I put the box of Luger magazines back on the shelf.

"I think we'd better talk to the kid now," I said.

We left the attic, Connerly whispering something about the way fate sometimes works. He called Mrs. Owens, and she came up to lead us to the boy's room on the second floor of the house.

She rapped on the door and softly called, "Jeffrey?"

I could hear sobbing beyond the door, and then a muffled, "Yes?"

"Some gentlemen would like to talk to you," she said.

The sobbing stopped, and I heard the sound of bare feet padding to the door. The door opened and Jeffrey stood there, drying his face. He was thinner than the photograph had shown him, with bright blue eyes and narrow lips. His hair hung over his forehead in unruly strands, and there were tear streaks under his eyes and down his cheeks.

"You're policemen, aren't you?" he said.

"Yes, son."

"We just want to ask a few questions," Ed said.

"Come in."

We walked into the room. There were two beds in it, one on either side of the large window. There was one dresser, and I imagined the two boys shared this. Toys were packed neatly in a carton on one side of the room. A high school pennant and several college pennants decorated the walls, and a model airplane hung from the ceiling.

Mrs. Owens started into the room, and Ed said gently, "If we can talk to him alone..."

Her hand went to her mouth, and she said, "Oh. OK, all right."

Jeffrey walked to his bed and sat on it, one leg tucked under him. He stared out the window, not looking at us.

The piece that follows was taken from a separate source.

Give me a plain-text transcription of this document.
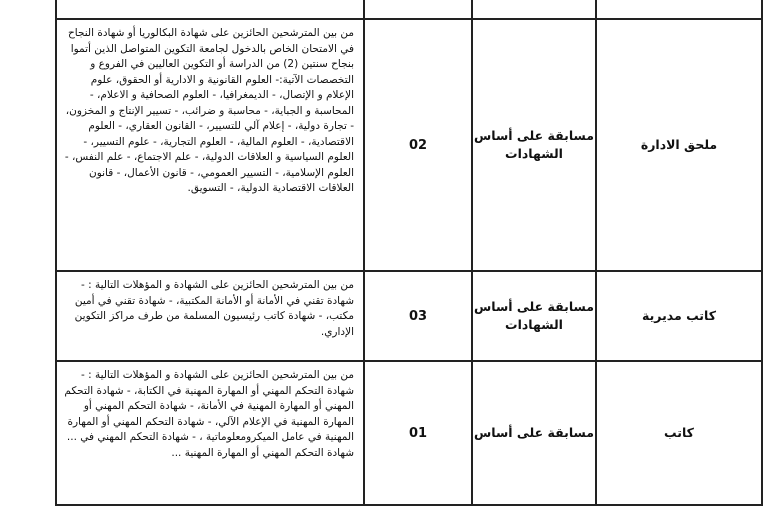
ملحق الادارة	مسابقة على أساس الشهادات	02	من بين المترشحين الحائزين على شهادة البكالوريا أو شهادة النجاح في الامتحان الخاص بالدخول لجامعة التكوين المتواصل الذين أتموا بنجاح سنتين (2) من الدراسة أو التكوين العاليين في الفروع و التخصصات الآتية:- العلوم القانونية و الادارية أو الحقوق، علوم الإعلام و الإتصال، - الديمغرافيا، - العلوم الصحافية و الاعلام، - المحاسبة و الجباية، - محاسبة و ضرائب، - تسيير الإنتاج و المخزون، - تجارة دولية، - إعلام آلي للتسيير، - القانون العقاري، - العلوم الاقتصادية، - العلوم المالية، - العلوم التجارية، - علوم التسيير، - العلوم السياسية و العلاقات الدولية، - علم الاجتماع، - علم النفس، - العلوم الإسلامية، - التسيير العمومي، - قانون الأعمال، - قانون العلاقات الاقتصادية الدولية، - التسويق.
كاتب مديرية	مسابقة على أساس الشهادات	03	من بين المترشحين الحائزين على الشهادة و المؤهلات التالية : - شهادة تقني في الأمانة أو الأمانة المكتبية، - شهادة تقني في أمين مكتب، - شهادة كاتب رئيسيون المسلمة من طرف مراكز التكوين الإداري.
كاتب	مسابقة على أساس	01	من بين المترشحين الحائزين على الشهادة و المؤهلات التالية : - شهادة التحكم المهني أو المهارة المهنية في الكتابة، - شهادة التحكم المهني أو المهارة المهنية في الأمانة، - شهادة التحكم المهني أو المهارة المهنية في الإعلام الآلي، - شهادة التحكم المهني أو المهارة المهنية في عامل الميكرومعلوماتية ، - شهادة التحكم المهني في ... شهادة التحكم المهني أو المهارة المهنية ...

"Want to tell us how it happened, son?"

"It was just an accident," he said. "I didn't mean to do it, honest."

"We know," Ed said. "We just want to know how it happened."

"Well, we were upstairs playing with the trains, and then we got sort of tired. We started kidding around, and then I found Perry's ... that's my older brother who was killed in the war ... I found Perry's Luger and we started foolin' around with that."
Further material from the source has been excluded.